"Il gioco della Verità" è un libro prezioso, perché ci permette di vedere con i nostri occhi, per così dire in presa diretta, lo spirito del `68. Come se avessimo trovato un rullino di fotografie scattate allora e lo sviluppassimo oggi, possiamo leggere questo romanzo scritto a quattro mani, giorno per giorno, quell'inverno tra 1968 e 1969, da due brillanti ventenni di solide letture e modelli (da Joyce a Kerouac, per fare due nomi). Rimasto sepolto per 50 anni, questo testo ora ci mostra qualcosa di inedito, attraverso i loro occhi. Un'esperienza rara, dato che tutto quello che è stato scritto sul 68 è stato scritto ex post, com'è ovvio.

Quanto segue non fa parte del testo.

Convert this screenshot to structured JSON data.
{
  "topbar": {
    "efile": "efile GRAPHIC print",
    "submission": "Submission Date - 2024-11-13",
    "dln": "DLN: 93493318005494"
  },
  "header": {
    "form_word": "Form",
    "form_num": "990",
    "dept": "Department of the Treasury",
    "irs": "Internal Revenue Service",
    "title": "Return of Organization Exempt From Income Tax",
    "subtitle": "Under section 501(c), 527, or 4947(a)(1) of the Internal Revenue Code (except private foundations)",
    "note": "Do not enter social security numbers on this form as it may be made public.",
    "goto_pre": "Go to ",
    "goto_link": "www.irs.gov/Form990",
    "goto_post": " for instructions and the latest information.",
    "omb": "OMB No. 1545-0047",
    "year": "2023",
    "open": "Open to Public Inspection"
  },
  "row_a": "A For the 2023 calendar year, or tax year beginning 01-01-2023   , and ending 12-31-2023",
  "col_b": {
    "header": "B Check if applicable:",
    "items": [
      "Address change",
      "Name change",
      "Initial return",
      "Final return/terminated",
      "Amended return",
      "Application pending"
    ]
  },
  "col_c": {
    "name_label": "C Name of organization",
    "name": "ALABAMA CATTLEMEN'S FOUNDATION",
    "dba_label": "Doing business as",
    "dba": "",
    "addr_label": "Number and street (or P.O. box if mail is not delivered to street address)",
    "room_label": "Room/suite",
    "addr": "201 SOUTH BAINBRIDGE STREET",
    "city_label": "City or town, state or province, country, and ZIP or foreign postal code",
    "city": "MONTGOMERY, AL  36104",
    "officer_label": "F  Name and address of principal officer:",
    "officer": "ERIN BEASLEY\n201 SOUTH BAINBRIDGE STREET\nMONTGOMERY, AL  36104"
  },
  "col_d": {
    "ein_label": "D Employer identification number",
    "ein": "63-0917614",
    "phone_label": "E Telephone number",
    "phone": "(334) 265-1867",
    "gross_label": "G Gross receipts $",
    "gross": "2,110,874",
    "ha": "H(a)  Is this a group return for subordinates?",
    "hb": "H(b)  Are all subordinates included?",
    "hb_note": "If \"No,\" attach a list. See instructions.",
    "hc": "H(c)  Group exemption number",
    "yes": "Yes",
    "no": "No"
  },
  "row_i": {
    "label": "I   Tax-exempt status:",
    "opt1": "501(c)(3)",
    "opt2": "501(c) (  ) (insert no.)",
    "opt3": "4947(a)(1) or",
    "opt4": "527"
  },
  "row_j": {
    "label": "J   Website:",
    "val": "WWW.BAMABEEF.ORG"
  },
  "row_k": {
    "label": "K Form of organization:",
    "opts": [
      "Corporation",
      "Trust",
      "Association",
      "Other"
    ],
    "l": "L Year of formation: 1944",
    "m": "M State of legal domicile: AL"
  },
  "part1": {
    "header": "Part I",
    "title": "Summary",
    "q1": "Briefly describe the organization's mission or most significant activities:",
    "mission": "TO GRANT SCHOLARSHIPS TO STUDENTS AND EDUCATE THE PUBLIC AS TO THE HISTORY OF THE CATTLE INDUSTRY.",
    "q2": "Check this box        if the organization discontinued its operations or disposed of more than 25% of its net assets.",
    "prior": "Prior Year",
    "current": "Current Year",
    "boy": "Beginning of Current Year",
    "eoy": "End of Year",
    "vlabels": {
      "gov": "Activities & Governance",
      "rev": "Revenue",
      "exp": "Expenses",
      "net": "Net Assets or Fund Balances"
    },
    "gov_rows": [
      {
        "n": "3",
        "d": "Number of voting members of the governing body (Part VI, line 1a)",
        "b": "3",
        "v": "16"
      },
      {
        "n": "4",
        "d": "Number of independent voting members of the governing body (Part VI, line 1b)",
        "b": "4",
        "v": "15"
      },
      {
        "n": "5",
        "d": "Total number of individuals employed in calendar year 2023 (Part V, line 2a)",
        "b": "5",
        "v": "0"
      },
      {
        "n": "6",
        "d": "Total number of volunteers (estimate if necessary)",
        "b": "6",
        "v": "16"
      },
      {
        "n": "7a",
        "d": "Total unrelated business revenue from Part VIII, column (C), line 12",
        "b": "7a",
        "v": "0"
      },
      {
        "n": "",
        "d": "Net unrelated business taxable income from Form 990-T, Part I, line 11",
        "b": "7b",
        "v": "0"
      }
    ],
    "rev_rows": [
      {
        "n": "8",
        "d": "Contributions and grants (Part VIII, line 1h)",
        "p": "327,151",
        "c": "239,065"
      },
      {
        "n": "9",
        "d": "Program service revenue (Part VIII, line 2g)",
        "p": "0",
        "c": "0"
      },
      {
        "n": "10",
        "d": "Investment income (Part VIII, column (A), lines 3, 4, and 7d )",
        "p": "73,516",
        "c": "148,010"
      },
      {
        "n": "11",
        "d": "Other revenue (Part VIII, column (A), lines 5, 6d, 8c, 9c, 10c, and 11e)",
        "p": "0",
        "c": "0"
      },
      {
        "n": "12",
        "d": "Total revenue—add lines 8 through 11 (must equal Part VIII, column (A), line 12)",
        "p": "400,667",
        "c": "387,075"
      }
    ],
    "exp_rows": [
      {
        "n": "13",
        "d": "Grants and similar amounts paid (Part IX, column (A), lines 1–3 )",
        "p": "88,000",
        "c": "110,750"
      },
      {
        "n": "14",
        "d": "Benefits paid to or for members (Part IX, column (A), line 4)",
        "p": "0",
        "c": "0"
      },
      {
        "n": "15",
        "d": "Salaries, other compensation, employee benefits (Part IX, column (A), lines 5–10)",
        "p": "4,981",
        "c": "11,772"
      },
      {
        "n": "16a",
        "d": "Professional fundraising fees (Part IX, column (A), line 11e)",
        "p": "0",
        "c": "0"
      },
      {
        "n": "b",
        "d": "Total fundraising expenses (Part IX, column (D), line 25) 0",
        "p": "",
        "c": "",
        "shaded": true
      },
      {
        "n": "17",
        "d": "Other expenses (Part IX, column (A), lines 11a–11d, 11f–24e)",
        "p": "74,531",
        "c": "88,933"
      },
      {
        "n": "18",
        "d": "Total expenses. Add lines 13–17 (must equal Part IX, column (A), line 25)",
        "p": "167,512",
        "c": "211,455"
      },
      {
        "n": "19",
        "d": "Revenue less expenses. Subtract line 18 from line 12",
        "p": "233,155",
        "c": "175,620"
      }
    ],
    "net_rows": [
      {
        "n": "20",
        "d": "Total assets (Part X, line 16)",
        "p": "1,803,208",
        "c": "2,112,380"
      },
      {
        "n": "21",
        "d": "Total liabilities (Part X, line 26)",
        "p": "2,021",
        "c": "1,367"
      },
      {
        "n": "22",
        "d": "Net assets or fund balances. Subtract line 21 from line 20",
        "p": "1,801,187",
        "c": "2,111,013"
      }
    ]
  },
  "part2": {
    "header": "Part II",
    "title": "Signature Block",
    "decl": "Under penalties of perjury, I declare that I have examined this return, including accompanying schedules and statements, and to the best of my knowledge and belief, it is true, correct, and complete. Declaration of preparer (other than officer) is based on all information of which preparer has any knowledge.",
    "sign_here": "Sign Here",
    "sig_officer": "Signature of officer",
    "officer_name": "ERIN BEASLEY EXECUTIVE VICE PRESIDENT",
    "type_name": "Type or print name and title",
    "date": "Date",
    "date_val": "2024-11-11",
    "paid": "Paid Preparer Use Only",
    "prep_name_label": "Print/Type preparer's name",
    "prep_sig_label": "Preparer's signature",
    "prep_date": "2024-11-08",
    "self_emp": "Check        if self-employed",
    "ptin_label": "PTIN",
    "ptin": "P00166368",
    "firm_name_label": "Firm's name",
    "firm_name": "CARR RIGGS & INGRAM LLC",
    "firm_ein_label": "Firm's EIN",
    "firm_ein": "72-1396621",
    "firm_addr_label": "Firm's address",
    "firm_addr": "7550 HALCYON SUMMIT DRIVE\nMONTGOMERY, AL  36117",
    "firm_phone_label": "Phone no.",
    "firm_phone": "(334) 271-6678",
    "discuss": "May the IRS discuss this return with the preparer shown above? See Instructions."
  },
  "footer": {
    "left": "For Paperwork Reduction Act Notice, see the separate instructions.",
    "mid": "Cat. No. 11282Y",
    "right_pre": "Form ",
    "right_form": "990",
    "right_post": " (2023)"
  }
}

È così forse possiamo scoprire davvero e semplicemente come in quei tempi i giovani hanno cambiato il mondo, nella ferma volontà di cambiarlo, ma prima che tutto venisse assorbito e schiacciato dall'ideologia e dalla politica, che pure non manca.
Ragazzi e ragazze per la prima volta liberi, di muoversi, di amare, di sperimentare, di consoscere la vita e se stessi, di operare delle scelte proprie. Decisi a prendersi tutto, o almeno a godersela il giusto.
Il cinquantesimo anniversario del `68 ha stimolato reazioni di segno diverso, dalle banali rievocazioni - o commemorazioni - dei bei tempi che furono, delle lotte e ideologie perdute, fino al mero marketing per nostalgici ex ragazzi non cresciuti neppure alle soglie degli -anta.
Il tutto immerso in un brodo unto di retorica che ci riconsegna l'immagine di quell'anno con addosso un peso di responsabilità e storia che lo allontana da noi molto più della sua reale distanza, come se si trattasse di un passato molto più remoto. Leggete questo libro prezioso!